Environmentalists sue state, citing ‘public trust’ statute
By Mike Taugher
Contra Costa Times
Posted: 09/07/2010 04:26:11 PM PDT
Updated: 09/08/2010 06:19:24 AM PDT
In the latest salvo in a raging legal war over the Delta environment and its water, environmentalists on Friday sued to force state regulators to use the same ancient legal powers they used to prevent Los Angeles from drying up Mono Lake in the 1980s.
The lawsuit sidesteps the legal and scientific battles over the region’s endangered species and instead demands regulators apply their powers to consider “public trust” values under a doctrine that has roots in the laws of ancient Rome.
Those values can include a wide variety of things, including the future viability of commercial salmon runs, aesthetic beauty and recreational attributes of the coast’s biggest estuary.

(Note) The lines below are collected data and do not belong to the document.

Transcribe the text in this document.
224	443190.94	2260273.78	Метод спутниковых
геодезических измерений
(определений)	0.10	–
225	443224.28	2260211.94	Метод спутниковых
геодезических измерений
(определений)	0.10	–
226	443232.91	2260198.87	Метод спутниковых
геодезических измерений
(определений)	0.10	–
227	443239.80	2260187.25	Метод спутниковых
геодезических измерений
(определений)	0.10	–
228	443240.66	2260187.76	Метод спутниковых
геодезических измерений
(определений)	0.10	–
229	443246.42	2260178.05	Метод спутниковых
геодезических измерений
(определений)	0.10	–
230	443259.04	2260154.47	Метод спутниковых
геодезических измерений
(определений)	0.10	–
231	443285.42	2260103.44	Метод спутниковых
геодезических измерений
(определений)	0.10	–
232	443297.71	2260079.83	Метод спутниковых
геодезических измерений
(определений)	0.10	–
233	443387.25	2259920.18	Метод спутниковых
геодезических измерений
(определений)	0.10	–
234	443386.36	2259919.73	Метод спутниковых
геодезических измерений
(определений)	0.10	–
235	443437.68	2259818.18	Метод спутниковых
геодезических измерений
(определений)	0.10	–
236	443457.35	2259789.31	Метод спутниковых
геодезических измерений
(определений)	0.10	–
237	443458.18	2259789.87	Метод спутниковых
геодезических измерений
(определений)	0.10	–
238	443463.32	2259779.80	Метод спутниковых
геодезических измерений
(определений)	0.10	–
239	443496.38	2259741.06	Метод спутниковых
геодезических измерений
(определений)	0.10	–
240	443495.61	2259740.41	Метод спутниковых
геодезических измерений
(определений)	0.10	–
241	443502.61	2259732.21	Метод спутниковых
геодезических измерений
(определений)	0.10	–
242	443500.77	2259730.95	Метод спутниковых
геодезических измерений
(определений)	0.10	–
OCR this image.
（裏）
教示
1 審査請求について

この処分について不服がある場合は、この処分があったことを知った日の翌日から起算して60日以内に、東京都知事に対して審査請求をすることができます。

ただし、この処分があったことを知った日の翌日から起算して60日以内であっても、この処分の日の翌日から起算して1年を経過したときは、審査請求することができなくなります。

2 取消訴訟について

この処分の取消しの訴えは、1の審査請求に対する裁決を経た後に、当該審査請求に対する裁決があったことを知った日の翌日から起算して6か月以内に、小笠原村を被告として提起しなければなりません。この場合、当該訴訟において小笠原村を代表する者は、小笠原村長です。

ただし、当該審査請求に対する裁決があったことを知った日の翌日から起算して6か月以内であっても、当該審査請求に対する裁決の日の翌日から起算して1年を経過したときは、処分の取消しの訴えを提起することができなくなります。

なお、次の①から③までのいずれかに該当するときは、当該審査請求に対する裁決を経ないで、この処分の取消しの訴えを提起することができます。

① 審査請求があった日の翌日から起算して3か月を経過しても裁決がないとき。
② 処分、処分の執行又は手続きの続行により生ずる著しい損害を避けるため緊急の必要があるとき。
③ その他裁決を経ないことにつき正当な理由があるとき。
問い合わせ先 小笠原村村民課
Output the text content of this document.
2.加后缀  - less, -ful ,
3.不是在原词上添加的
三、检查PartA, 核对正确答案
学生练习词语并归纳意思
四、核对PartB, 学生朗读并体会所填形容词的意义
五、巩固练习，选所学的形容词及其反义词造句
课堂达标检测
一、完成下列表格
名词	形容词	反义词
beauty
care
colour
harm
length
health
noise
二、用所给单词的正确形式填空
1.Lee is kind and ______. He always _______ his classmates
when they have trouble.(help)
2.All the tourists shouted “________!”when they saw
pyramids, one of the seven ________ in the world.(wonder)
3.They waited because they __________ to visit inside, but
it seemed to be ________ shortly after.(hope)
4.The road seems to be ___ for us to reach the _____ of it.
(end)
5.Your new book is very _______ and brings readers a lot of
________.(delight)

While a number of planning processes are moving forward that promise to better protect the Delta, the shocking collapse of the backbone of California’s king salmon runs in recent years was one of the reasons the lawsuit was filed, said a lawyer for the coalition.
“I don’t think we can wait for all of these processes,” said lawyer Michael Jackson. “They could be too late, we think.”
Citing a July report by state regulators and earlier reports that later were shelved, Jackson said if environmentalists win the case Delta water users might have to cut by half the amount of water they got during most of the 2000s.
He said better conservation, desalination and water recycling would offset those cuts.
“The economy will not suffer from reduced pumping out of the Delta,” Jackson said. “We believe all of the evidence for a solution to the problem in the Bay-Delta already exists. We will try to get that evidence in front of a judge.”
A spokesman for the Department of Water Resources, which pumps Delta water to the Bay Area, Kern County and Southern California, declined to comment, saying the department’s lawyers had not reviewed the lawsuit. But William Rukeyser, a spokesman for the State Water Resources Control Board, which regulates the state’s water project and administers water rights, said that while he could not comment on the lawsuit, his agency is moving forward with plans to better protect the Delta.
“We are in the middle of a variety of things to protect the Delta,” he said.
In July, the board adopted an advisory report suggesting that water users in the Delta watershed would have to use far less water to support a healthy estuary.
The report addressed not only users of water pumped out of the Delta — including Southern California and San Joaquin Valley farm districts, as well as the Tri-Valley and South Bay — but also agencies that rely on upstream dams, a category that includes the East Bay Municipal Utility District and the San Francisco Public Utilities District.
A 1983 state Supreme Court decision forced Rukeyser’s agency to consider public trust values in Mono Lake and restrict water use by Los Angeles to the extent it was feasible.
Three years later, in 1986, a state appeals court in a lawsuit over permits for the Delta pumps advised state regulators they had those same powers in the Delta. However, regulators never applied them.
The lawsuit was filed by the California Water Impact Network, the California Sportfishing Protection Alliance and AquAlliance in Sacramento County Superior Court.
The lawsuit replaces a similar lawsuit filed by some of the same groups in December 2008 that was later withdrawn because of procedural problems.